After the Muggle drabness of Snape's dwelling, even the dark, sinister magic of Number Twelve Grimmauld Place felt refreshing. The candelabra in the front hall hissed its joint welcome: silver runespoors twined in pairs in their cobwebby nests. The portraits along the wall gave quiet snores. The shrunken elf heads along the stairway seemed to have waited for him to return: some ogling him, some frowning, and others sticking long tongues out and blowing raspberries. One disgruntled troll head in the middle – half the size of the house elves surrounding it but with a snout just as large – sniffed disdainfully.
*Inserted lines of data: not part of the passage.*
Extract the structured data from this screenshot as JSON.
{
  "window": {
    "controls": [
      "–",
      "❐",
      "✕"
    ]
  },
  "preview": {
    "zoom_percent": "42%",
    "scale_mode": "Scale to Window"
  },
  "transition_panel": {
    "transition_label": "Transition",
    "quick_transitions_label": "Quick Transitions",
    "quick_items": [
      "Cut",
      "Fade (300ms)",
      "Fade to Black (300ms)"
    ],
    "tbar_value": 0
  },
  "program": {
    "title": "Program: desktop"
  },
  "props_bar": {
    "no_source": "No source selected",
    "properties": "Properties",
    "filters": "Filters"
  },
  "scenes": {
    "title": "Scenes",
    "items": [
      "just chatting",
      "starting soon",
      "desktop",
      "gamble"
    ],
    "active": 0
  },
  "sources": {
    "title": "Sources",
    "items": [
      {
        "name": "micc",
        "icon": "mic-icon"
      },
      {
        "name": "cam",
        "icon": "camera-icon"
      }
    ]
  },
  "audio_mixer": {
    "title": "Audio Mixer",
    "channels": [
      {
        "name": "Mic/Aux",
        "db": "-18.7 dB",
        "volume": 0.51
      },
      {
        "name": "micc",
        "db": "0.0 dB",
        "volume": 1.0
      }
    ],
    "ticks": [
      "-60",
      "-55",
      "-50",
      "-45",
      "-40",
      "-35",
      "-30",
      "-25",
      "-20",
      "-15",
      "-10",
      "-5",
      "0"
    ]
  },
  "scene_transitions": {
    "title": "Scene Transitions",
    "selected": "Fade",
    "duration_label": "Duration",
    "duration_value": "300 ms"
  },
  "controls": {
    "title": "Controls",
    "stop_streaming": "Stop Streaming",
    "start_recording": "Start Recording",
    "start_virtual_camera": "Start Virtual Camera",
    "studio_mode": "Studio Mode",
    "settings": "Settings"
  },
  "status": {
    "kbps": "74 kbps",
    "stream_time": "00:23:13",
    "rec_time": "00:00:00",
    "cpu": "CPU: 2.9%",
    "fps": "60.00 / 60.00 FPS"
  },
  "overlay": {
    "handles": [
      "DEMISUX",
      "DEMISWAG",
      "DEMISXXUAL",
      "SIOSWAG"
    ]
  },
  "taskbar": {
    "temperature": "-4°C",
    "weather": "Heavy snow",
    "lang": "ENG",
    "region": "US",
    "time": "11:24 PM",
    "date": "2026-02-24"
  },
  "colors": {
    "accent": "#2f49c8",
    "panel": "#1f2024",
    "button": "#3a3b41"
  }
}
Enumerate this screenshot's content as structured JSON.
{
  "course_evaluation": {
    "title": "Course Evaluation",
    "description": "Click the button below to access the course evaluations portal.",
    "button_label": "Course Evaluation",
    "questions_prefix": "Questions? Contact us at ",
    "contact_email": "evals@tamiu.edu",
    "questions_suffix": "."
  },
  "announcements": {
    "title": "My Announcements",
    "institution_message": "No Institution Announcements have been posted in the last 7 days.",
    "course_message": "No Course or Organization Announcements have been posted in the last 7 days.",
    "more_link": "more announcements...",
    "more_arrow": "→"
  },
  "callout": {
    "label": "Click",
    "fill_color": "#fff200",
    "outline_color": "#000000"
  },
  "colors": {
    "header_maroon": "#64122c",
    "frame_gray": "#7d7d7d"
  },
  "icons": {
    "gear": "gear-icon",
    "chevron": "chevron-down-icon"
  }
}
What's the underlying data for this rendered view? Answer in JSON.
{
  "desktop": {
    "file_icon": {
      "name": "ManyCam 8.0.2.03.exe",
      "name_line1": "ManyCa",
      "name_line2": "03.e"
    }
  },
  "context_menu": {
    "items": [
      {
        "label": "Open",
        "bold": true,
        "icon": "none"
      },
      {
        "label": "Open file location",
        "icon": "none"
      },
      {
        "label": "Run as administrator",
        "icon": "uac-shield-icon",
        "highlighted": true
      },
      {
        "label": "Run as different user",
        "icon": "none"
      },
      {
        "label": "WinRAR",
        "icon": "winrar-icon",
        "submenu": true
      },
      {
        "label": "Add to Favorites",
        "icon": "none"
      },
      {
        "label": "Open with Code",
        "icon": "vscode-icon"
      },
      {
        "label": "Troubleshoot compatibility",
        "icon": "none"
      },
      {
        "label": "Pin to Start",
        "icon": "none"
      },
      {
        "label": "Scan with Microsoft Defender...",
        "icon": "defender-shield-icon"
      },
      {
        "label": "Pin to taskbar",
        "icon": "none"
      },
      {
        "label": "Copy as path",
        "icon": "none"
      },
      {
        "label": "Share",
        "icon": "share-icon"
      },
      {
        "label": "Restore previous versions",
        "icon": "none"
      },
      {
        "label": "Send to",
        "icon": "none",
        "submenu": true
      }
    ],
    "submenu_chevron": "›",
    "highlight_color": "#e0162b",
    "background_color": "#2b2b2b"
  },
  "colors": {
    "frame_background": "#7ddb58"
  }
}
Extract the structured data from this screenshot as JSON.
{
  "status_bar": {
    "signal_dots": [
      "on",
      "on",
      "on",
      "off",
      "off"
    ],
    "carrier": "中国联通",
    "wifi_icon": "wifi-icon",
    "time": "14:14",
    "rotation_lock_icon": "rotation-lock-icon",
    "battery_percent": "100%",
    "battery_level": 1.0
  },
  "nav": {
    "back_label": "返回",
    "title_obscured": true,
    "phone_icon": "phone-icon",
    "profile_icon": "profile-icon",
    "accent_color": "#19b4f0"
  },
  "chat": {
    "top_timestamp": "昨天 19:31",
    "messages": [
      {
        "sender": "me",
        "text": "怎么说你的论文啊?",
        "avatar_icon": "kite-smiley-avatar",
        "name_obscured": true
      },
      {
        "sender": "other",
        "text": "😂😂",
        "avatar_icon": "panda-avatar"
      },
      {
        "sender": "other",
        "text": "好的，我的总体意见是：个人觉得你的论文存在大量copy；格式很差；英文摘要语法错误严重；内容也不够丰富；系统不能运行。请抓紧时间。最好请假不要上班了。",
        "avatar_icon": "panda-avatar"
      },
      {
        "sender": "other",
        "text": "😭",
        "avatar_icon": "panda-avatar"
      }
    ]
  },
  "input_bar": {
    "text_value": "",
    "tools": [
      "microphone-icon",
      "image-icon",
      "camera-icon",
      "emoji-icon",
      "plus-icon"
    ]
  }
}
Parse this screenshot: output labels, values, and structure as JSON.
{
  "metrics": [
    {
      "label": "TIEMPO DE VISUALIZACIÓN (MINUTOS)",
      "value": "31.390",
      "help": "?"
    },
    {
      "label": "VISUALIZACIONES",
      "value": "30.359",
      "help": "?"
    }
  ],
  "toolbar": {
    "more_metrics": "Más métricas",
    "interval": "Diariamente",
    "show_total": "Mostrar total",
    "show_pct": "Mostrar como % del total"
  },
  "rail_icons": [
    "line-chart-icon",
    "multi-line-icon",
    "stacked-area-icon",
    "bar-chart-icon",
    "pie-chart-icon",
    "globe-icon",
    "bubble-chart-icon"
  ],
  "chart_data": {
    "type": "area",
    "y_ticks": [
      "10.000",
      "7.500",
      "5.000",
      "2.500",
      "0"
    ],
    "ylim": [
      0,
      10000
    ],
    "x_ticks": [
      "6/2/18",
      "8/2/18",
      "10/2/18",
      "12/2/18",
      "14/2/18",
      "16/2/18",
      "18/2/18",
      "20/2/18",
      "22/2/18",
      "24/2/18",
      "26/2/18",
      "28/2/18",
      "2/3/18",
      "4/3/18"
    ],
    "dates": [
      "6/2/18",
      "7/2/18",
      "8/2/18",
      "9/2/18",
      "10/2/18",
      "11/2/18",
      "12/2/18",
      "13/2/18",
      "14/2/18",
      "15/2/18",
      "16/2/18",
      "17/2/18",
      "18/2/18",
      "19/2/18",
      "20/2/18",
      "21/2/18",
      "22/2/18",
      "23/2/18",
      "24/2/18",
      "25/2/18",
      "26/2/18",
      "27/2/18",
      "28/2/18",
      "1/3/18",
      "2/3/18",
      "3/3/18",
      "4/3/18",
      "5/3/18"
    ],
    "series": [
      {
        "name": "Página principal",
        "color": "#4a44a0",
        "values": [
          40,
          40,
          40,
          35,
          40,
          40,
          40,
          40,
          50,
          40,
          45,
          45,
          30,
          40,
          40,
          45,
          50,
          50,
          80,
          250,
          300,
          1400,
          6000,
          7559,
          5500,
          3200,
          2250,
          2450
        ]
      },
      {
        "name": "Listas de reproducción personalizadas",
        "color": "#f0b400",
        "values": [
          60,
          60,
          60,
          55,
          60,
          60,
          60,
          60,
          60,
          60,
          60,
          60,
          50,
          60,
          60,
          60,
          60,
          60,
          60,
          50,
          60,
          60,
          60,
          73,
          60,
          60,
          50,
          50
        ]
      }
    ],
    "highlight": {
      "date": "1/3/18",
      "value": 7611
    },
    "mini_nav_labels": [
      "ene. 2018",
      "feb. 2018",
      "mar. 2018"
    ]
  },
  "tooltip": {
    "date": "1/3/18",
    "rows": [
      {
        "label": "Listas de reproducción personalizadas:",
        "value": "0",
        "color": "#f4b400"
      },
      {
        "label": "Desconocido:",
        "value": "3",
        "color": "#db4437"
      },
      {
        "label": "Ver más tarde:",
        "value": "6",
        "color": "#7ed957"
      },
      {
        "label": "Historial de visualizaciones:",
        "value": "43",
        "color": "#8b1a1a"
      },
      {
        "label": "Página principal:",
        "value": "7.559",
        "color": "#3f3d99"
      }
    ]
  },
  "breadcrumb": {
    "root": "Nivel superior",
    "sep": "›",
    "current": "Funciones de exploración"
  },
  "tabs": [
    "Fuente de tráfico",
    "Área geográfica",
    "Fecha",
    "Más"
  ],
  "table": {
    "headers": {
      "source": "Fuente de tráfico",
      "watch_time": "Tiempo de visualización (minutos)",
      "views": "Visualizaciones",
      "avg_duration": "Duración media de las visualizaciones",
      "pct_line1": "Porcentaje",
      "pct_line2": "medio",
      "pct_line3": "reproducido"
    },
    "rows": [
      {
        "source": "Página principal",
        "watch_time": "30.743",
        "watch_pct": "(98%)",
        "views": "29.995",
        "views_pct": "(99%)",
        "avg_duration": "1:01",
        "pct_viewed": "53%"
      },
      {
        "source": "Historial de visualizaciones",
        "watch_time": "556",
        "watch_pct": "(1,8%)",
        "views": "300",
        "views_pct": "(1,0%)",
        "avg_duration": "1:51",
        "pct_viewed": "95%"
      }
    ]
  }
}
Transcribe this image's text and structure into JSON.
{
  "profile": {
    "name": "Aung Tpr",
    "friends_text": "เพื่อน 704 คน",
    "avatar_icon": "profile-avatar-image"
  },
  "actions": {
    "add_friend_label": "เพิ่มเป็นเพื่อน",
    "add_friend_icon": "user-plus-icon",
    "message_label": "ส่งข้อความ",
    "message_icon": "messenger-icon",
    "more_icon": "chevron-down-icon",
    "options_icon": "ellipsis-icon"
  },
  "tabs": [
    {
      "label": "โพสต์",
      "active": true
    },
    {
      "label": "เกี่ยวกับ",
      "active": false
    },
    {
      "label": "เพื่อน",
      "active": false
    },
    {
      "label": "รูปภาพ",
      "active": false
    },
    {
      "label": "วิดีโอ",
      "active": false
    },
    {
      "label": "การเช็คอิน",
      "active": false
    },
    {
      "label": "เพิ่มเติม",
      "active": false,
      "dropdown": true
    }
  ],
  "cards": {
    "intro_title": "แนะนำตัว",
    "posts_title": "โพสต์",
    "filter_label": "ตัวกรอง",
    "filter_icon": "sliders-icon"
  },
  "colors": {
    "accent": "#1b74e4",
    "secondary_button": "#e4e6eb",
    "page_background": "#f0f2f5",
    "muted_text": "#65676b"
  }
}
Perhaps the troll was small-headed to begin with, or its head had been over-shrunk. It always sniffed, and Harry didn't know if the troll didn't like the view of its hollowed-out leg being used for an umbrella stand, or if the sobby elf head above it – bawling and leaking tears – gave it a permanent cold.

I should probably clean Snape's blood off the floor, before the rugs develop a taste for human blood. Bad enough they chewed through my boots. But he didn't have enough energy left for a single spell much less a long trip up the stairs, so he didn't go further than the front hall. Serpent-shaped door handles gleamed and flicked their silver tongues, hissing: pick me, pick me! Curtains lifted from their portrait niches and windows as if borne on unfelt breezes, to flutter and brush against his robes. Grimmauld Place welcomed him with creaking floorboards, swirling dust motes, and probably many more bloodstains in its upstairs rooms, Evanesco-ed or covered up with thick Persian rugs. The persistent silvery mould in the hall blended in with the constantly swirling dust motes. The mould had its own favourite spots: lightly framing the frayed curtains, climbing up the carved legs of the tables, filling in damp niches in wallpapered halls that hadn't seen light in decades.

The mould never touched the library books. When Harry entered the library and drew a deep breath of that still air, he noticed it smelled different from the rest of Grimmauld Place. It wasn't any fresher, but it was drier; it had its own exotic scents of papyrus and parchment, ink and leather. The book covers gleamed as if late at night all the grimoires gathered in pairs and threes, and lovingly groomed each others' spines like cats with their tongue-bookmarks.

Here, the world made sense, even if everything that'd happened outside in the past twenty-four hours – his Sectumsempra, Snape's disappointed glare, Snape's Patronus, Snape's shabby little row-house with its crooked kitchen cupboards and wall-to-wall bookcases – was a complete mess. Here, Harry could forget that he'd almost become as much of a monster as Voldemort, that he'd come far too close to killing someone, without remorse. Even if that someone was Snape, even if he deserved it. That's what Voldemort does. I never want to hurt someone like that again, and not feel a thing.

When Harry sat with a book on his lap, thinking of what all these page-rustling volumes got up to when no one was watching, he smiled, careless and genuine.

"M'sorry," he told the books as they glided off the shelves to his feet, as light as paper planes. "When I tried to give you away to Mrs. Malfoy. I mean, not her: Snape. The Snape Mrs Malfoy. Or maybe the Mrs. Malfoy Snape." He thought about it for a while. "Mrs. Snape-Malfoy? Oh bloody hell! S'just. I didn't mean it, all right?" The books rustled agreeably and nudged at his ankles like affectionate cats.

It felt like coming home after a long day.